How red wine may shield brain from stroke damage

Researchers at Johns Hopkins say they have discovered the way in which red wine consumption may protect the brain from damage following a stroke.

Two hours after feeding mice a single modest dose of resveratrol, a compound found in the skins and seeds of red grapes, the scientists induced an ischemic stroke by essentially cutting off blood supply to the animals’ brains. They found that the animals that had preventively ingested the resveratrol suffered significantly less brain damage than the ones that had not been given the compound.

Sylvain Doré, Ph.D., an associate professor of anesthesiology and critical care medicine and pharmacology and molecular sciences at the Johns Hopkins University School of Medicine, says his study suggests that resveratrol increases levels of an enzyme (heme oxygenase) already known to shield nerve cells in the brain from damage. When the stroke hits, the brain is ready to protect itself because of elevated enzyme levels. In mice that lacked the enzyme, the study found, resveratrol had no significant protective effect and their brain cells died after a stroke.

“Our study adds to evidence that resveratrol can potentially build brain resistance to ischemic stroke,” says Doré, the leader of the study, which appears online in the journal Experimental Neurology.

Red wine has gotten a lot of attention lately for its purported health benefits. Along with reducing stroke, moderate wine consumption has been linked to a lowered incidence of cardiovascular disease — the so-called French paradox. Despite diets high in butter, cheese and other saturated fats, the paradox goes, the French have a relatively low incidence of cardiovascular events, which some have attributed to the regular drinking of red wine.

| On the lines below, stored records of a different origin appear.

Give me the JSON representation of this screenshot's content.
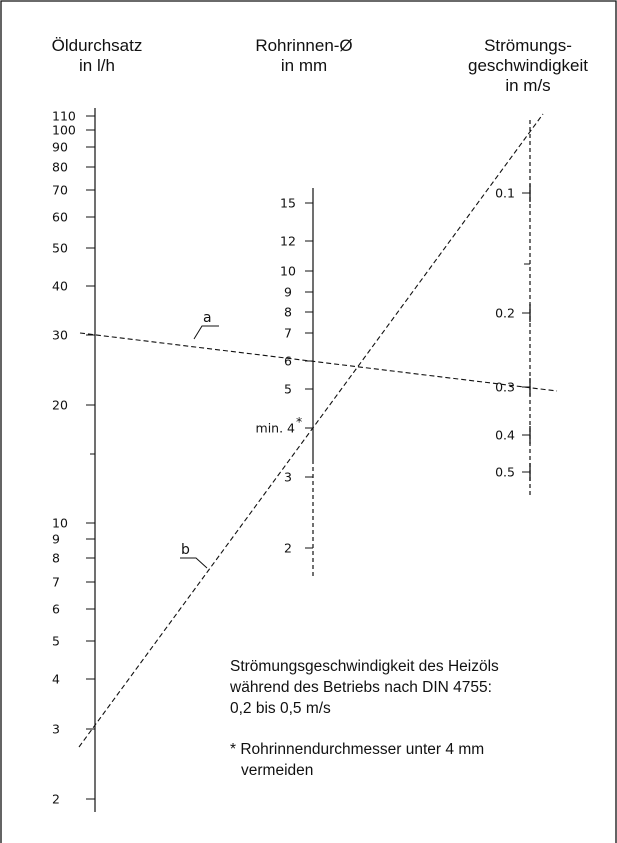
{
  "headers": {
    "left": [
      "Öldurchsatz",
      "in l/h"
    ],
    "middle": [
      "Rohrinnen-Ø",
      "in mm"
    ],
    "right": [
      "Strömungs-",
      "geschwindigkeit",
      "in m/s"
    ]
  },
  "scales": {
    "left": {
      "ticks": [
        "110",
        "100",
        "90",
        "80",
        "70",
        "60",
        "50",
        "40",
        "30",
        "20",
        "10",
        "9",
        "8",
        "7",
        "6",
        "5",
        "4",
        "3",
        "2"
      ],
      "unlabeled_ticks": 1
    },
    "middle": {
      "ticks": [
        "15",
        "12",
        "10",
        "9",
        "8",
        "7",
        "6",
        "5",
        "min. 4",
        "3",
        "2"
      ],
      "min_note": "*"
    },
    "right": {
      "ticks": [
        "0.1",
        "0.2",
        "0.3",
        "0.4",
        "0.5"
      ],
      "unlabeled_ticks": 1
    }
  },
  "lines": {
    "a": "a",
    "b": "b"
  },
  "notes": {
    "line1": "Strömungsgeschwindigkeit des Heizöls",
    "line2": "während des Betriebs nach DIN 4755:",
    "line3": "0,2 bis 0,5 m/s",
    "footnote1": "* Rohrinnendurchmesser unter 4 mm",
    "footnote2": "vermeiden"
  }
}
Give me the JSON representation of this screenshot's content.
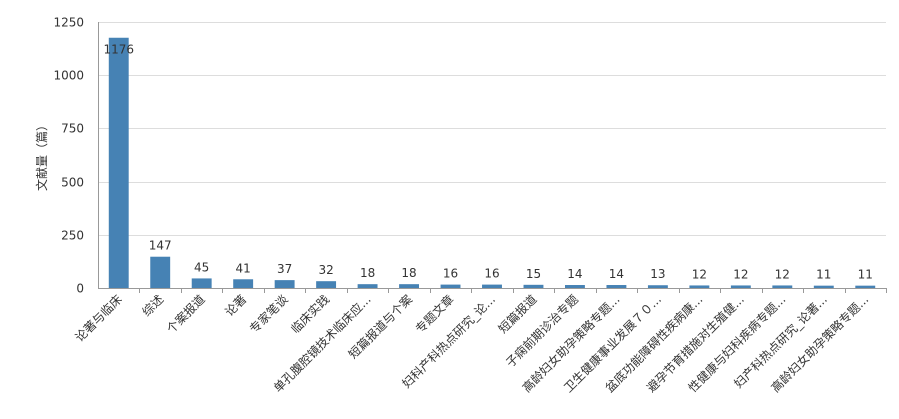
{
  "chart_data": {
    "type": "bar",
    "title": "",
    "xlabel": "",
    "ylabel": "文献量（篇）",
    "ylim": [
      0,
      1250
    ],
    "yticks": [
      0,
      250,
      500,
      750,
      1000,
      1250
    ],
    "grid": true,
    "legend": "none",
    "bar_color": "#4682B4",
    "grid_color": "#dddddd",
    "axis_color": "#999999",
    "categories": [
      "论著与临床",
      "综述",
      "个案报道",
      "论著",
      "专家笔谈",
      "临床实践",
      "单孔腹腔镜技术临床应...",
      "短篇报道与个案",
      "专题文章",
      "妇科产科热点研究_论...",
      "短篇报道",
      "子痫前期诊治专题",
      "高龄妇女助孕策略专题...",
      "卫生健康事业发展７０...",
      "盆底功能障碍性疾病康...",
      "避孕节育措施对生殖健...",
      "性健康与妇科疾病专题...",
      "妇产科热点研究_论著...",
      "高龄妇女助孕策略专题..."
    ],
    "values": [
      1176,
      147,
      45,
      41,
      37,
      32,
      18,
      18,
      16,
      16,
      15,
      14,
      14,
      13,
      12,
      12,
      12,
      11,
      11
    ]
  }
}
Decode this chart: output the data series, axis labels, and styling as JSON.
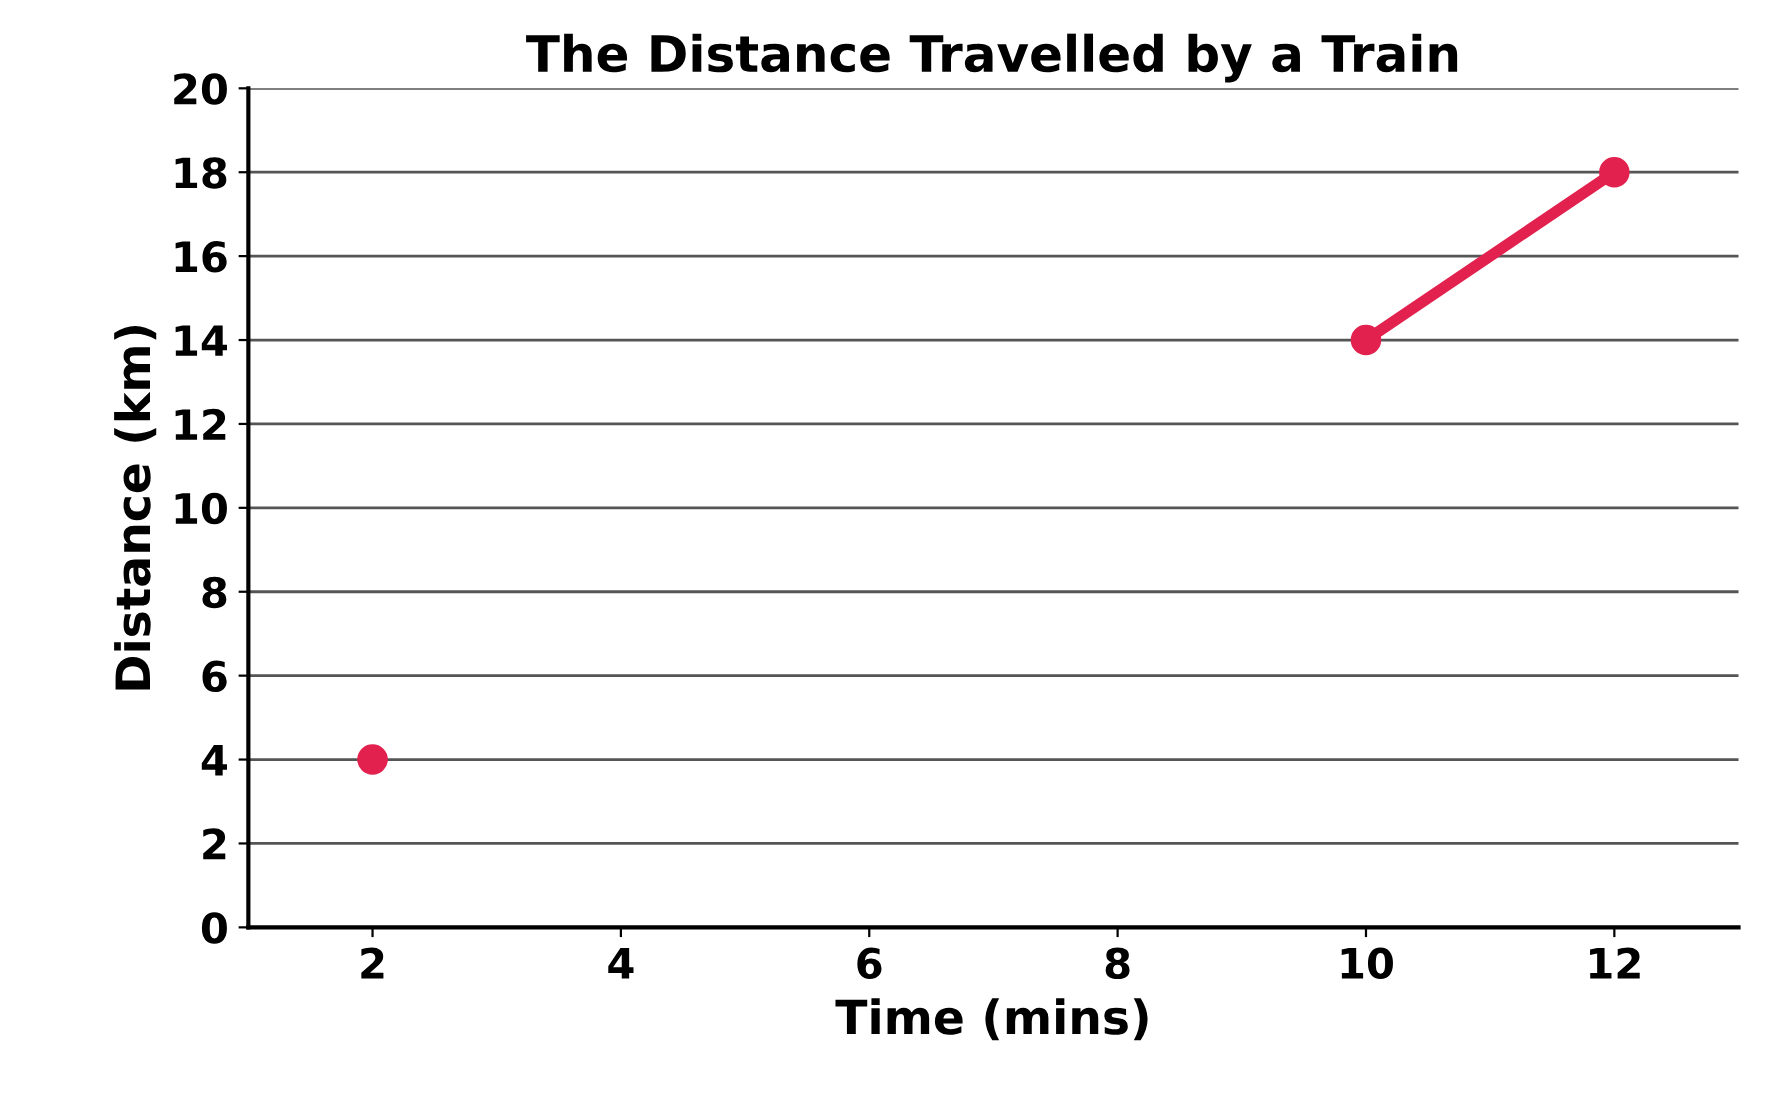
{
  "chart_data": {
    "type": "line",
    "title": "The Distance Travelled by a Train",
    "xlabel": "Time (mins)",
    "ylabel": "Distance (km)",
    "x": [
      2,
      4,
      6,
      8,
      10,
      12
    ],
    "series": [
      {
        "color": "#e3214f",
        "values": [
          4,
          null,
          null,
          null,
          14,
          18
        ]
      }
    ],
    "xlim": [
      1,
      13
    ],
    "xticks": [
      2,
      4,
      6,
      8,
      10,
      12
    ],
    "ylim": [
      0,
      20
    ],
    "yticks": [
      0,
      2,
      4,
      6,
      8,
      10,
      12,
      14,
      16,
      18,
      20
    ],
    "grid": "y",
    "marker": "circle",
    "line_style": "solid"
  }
}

Doré cautions against taking resveratrol supplements, available alongside vitamins and minerals and on websites touting its benefits, because it is unclear whether such supplements could do harm or good. He has not tested resveratrol in clinical trials. And while resveratrol is found in red grapes, it’s the alcohol in the wine that may be needed to concentrate the amounts of the beneficial compound. Doré also cautions that drinking alcohol carries risks along with potential benefits.

He also notes that even if further research affirms the benefits of red wine, no one yet knows how much would be optimal to protect the brain, or even what kind of red wine might be best, because not all types contain the same amount of resveratrol. More research is needed, he says.

Doré says his research suggests that the amount needed could end up being quite small because the suspected beneficial mechanism is indirect. “Resveratrol itself may not be shielding brain cells from free radical damage directly, but instead, resveratrol, and its metabolites, may be prompting the cells to defend themselves,” he suggests.

“It’s not likely that brain cells can have high enough local levels of resveratrol to be protective,” he says. The resveratrol is needed to jump-start this protective enzymatic system that is already present within the cells. “Even a small amount may be sufficient,” Doré says.

Doré says his ongoing research also suggests some therapeutic benefits to giving resveratrol to mice after a stroke to limit further neuronal damage.

The research was supported in part by grants from the National Institutes of Health, the Wine Institute and the ABMR Foundation.

Other Johns Hopkins authors of the study include Hean Zhuang, M.D.; Herman Kwansa, Ph.D; and Raymond C. Koehler, Ph. D.